Closed arunraja-hub closed 3 years ago
@arunraja-hub The mel generation models can do multispeaker, you just have to modify the dataloader. You can see how I did it for FastSpeech2 here. This one takes a -speakers.npy
file for every utt id containing [speaker_id]
as numpy int32 in a dedicated folder in each dump (val, train). You also have to modify the config for training and use the appropriate speaker id at inference time. You'll have to write the script that outputs those files yourself.
There's also a multispeaker LibriTTS example here: https://github.com/TensorSpeech/TensorFlowTTS/tree/master/examples/fastspeech2_libritts
Thank you very much! Another question: Is it possible to produce multi-speaker data by ourselves or is the compute power required only feasible by Google? I just want to get my expectations right regarding producing multi-speaker data for the MGB-1 dataset
@arunraja-hub By producing data I assume you mean training model. And no, training doesn't require that much computing power, one V100 which you can rent for cheap hourly rates from various sites is enough.

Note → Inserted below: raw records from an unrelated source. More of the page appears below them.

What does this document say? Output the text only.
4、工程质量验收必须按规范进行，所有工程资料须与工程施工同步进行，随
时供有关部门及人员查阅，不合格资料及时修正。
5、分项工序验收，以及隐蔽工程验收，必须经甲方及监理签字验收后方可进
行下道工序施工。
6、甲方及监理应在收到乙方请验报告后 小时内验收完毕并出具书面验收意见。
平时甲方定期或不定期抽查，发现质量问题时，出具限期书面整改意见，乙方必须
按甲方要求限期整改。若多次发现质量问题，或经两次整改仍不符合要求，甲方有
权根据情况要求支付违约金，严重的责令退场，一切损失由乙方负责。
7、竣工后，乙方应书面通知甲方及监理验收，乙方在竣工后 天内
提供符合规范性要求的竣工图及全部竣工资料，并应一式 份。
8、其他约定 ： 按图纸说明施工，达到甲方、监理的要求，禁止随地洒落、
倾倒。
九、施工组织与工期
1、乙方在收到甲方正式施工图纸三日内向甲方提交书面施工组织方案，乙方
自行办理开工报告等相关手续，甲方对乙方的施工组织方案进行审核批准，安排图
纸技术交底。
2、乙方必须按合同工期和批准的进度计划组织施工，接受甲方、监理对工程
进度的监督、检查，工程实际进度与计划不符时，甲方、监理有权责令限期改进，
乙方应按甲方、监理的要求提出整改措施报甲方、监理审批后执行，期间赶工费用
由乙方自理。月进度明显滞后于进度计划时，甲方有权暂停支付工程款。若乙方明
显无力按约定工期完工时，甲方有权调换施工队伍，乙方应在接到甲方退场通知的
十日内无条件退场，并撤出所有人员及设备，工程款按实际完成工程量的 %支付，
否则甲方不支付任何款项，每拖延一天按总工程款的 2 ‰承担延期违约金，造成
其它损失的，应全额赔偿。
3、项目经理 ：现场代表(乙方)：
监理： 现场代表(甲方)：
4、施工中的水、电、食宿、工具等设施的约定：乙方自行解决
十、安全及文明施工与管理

@ZDisket @dathudeptrai I modified the processor , mixed ljspeech dataset and Baker dataset as English and Chinese data, and assigned them speaker ID, (Chinese is 0, English is 1)
I modified tacotron2 model according to the example of multispeaker libritts. Speakerid is added to the training process.
But when I give the speaker ID [0] or [1] in inference, I only get the voice of speaker ID 0, which is totally incorrect in English
What did I do wrong? Any suggestion? Any help to resolve this would be greatly appreciated!
This issue has been automatically marked as stale because it has not had recent activity. It will be closed if no further activity occurs.
In Towards End-to-End Prosody Transfer for Expressive Speech Synthesis with Tacotron, the authors have implemented multi-speaker models by conditioning on speaker identity.
However, in E2E-TensorflowTTS Demo colab notebook, the example only gives the audio output for one speaker.
How can I generate multi-speaker audio outputs using TensorflowTTS? Is there any colab notebook that illustrates this? Any code and implementation advice would be useful.